¿Será el software patentable?

Aunque la finalidad de las patentes es proteger al inventor y garantizar sus derechos comerciales sobre su invento en un periodo limitado de tiempo, al ser mal utilizados suele degenerar en un sistema de bloqueo para impedir el avance del desarrollo en un ámbito determinado.

Una patente es un conjunto de derechos exclusivos concedidos por un Estado al inventor de un nuevo producto o tecnología susceptibles de ser explotados comercialmente por un período limitado de tiempo, a cambio de la divulgación de la invención. Hasta el momento, no se consideraban invenciones los programas de ordenador y por tanto quedaban fuera de las restricciones de las patentes. Sin embargo, hay muchos intereses en el campo y muchas empresas que se lucrarían con el establecimiento de estos controles.

El mundo de las patentes es simplemente un embrollo de leyes entrelazadas y en muchos casos divergentes que ha desatado una guerra mundial de patentes entre grandes compañías. Demandas cruzadas, procesos legales interminables y en definitiva, un bloqueo de los pequeños desarrolladores. De hecho, el uso de patentes para impedir el uso de nuevas tecnologías simplemente debería estar prohibido. Tienes la patente para obtener un beneficio comercial de su explotación y no de su paralización.

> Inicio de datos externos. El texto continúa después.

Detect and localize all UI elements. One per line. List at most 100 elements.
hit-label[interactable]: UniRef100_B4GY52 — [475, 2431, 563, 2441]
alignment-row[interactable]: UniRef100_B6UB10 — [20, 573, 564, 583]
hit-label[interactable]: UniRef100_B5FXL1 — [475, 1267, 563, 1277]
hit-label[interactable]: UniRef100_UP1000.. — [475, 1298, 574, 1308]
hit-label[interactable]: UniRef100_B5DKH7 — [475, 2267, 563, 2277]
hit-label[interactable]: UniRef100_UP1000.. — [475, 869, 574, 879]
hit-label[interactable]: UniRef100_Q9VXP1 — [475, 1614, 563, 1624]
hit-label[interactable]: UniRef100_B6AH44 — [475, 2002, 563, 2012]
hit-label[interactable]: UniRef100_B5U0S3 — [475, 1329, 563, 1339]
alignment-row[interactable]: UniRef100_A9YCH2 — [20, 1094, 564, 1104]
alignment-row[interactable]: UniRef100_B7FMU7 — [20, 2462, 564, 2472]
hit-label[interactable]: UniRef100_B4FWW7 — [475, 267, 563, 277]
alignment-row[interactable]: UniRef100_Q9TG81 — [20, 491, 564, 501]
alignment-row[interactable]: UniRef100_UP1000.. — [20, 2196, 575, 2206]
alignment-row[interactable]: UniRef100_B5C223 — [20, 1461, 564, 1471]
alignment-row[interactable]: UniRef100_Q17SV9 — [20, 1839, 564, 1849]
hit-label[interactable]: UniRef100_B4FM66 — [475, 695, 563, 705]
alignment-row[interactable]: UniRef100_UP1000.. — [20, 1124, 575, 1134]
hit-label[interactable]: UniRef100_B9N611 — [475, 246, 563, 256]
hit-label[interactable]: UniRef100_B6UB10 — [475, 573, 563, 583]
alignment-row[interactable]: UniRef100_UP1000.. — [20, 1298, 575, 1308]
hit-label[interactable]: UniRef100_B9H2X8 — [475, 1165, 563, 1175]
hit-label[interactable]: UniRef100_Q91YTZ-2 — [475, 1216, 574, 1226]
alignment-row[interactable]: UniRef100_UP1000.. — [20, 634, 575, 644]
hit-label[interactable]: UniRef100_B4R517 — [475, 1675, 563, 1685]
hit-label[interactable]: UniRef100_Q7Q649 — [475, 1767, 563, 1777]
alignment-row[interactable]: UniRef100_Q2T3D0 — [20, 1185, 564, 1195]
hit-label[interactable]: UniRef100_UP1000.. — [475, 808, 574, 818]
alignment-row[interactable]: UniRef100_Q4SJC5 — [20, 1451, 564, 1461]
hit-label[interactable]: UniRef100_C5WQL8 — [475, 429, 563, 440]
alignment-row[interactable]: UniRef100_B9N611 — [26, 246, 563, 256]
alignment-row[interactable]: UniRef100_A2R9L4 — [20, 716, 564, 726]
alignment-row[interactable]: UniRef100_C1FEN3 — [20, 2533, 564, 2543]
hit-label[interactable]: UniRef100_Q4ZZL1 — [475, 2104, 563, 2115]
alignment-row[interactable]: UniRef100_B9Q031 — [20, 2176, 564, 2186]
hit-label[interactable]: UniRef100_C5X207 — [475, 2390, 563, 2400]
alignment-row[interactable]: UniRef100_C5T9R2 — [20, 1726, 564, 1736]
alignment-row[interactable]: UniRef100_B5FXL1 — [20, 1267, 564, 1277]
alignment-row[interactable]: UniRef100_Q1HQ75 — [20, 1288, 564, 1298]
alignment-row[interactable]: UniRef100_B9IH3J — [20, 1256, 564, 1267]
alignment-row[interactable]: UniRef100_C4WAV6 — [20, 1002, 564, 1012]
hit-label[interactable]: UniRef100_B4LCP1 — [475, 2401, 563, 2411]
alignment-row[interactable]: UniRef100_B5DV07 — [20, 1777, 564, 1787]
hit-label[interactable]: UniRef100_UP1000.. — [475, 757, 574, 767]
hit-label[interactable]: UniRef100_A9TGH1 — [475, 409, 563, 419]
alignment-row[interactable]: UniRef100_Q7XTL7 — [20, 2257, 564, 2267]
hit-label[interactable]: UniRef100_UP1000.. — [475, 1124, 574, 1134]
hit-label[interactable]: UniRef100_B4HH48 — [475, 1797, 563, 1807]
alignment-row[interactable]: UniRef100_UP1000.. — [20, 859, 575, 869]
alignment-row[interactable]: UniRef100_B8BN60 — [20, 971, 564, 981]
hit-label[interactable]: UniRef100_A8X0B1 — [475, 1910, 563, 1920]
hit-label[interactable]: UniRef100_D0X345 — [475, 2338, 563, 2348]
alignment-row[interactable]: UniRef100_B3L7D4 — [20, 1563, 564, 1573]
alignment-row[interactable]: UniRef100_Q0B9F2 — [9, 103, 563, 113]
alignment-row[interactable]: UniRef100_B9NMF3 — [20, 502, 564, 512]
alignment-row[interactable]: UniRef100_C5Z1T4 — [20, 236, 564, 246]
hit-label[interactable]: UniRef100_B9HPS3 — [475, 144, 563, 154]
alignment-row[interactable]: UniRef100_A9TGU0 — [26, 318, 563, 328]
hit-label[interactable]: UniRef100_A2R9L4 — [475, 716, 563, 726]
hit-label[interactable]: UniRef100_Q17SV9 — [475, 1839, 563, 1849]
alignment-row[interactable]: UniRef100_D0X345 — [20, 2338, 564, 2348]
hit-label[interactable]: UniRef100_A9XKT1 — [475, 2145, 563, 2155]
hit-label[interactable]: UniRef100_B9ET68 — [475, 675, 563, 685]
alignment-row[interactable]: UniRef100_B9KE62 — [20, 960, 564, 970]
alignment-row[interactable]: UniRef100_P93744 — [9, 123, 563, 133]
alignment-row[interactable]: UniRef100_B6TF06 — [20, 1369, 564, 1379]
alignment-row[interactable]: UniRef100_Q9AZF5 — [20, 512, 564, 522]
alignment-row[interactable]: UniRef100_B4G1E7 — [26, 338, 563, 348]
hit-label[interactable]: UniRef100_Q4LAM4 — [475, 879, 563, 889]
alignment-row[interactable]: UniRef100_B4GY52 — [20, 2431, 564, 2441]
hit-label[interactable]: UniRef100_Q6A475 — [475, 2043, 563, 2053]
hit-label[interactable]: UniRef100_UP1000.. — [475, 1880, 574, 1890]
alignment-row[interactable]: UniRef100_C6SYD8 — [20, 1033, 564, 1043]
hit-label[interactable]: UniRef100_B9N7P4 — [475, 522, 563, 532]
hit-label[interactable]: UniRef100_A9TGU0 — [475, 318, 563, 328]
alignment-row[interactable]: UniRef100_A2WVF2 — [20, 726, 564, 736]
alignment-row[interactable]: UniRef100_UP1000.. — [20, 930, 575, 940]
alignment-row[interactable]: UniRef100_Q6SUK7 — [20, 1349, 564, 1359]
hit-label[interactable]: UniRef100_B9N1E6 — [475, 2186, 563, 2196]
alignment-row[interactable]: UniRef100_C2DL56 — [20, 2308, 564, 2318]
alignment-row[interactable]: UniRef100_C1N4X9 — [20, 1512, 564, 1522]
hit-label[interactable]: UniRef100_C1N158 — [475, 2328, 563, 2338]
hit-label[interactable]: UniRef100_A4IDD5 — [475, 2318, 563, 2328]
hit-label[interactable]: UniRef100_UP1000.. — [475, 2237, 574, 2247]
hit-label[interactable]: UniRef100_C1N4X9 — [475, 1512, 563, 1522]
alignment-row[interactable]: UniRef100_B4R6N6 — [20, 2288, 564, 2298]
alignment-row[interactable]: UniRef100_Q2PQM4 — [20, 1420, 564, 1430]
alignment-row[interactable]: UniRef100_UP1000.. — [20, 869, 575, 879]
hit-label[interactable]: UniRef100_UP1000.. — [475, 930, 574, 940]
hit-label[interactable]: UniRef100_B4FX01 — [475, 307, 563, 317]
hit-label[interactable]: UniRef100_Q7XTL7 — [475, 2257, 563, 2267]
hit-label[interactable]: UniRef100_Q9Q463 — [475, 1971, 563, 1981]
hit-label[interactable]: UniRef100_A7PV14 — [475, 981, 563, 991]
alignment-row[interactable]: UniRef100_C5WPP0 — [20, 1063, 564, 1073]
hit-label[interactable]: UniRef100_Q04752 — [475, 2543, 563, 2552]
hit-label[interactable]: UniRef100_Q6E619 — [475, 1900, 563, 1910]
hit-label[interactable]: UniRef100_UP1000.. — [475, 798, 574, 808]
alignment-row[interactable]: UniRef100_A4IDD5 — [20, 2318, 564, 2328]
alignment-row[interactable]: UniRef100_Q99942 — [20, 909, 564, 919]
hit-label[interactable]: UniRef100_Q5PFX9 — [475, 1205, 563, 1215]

Con la redacción actual de la futura Ley de Patentes, se introduciría de nuevo en nuestro país la posibilidad de patentar programas informáticos siempre que vayan asociadas a “algo más”. De hecho parece ser que estas dos palabras son el cambio fundamental que abriría de nuevo el problema de las patentes, desbloqueando muchas patentes pendientes y desechadas anteriormente. En definitiva una lucha de patentes que puede bloquear futuros desarrollos por problemas legales. Esperemos que impere la cordura y no retrocedamos para repetir errores pasados.

[..] Este tema parecía que había quedado zanjado en Europa en el año 2005, pero sin embargo, la legislación española, de aprobarse finalmente el texto del actual Proyecto de Ley de Patentes, podría llegar a permitir la patentabilidad de lo que antes no era patentable, como es el caso de los programas de ordenador […] El problema se encuentra en la expresión “como tal” del final del apartado 5 del Proyecto de Ley de Patentes, que en el ámbito internacional, se conoce como la cláusula “as such”. Según la interpretación de la  Oficina Europea de Patentes […] el término “como tal”, implicaría, simple y llanamente, que todas las excepciones no patentables que se mencionan en la ley, podrían ser patentables si van asociadas a algo más.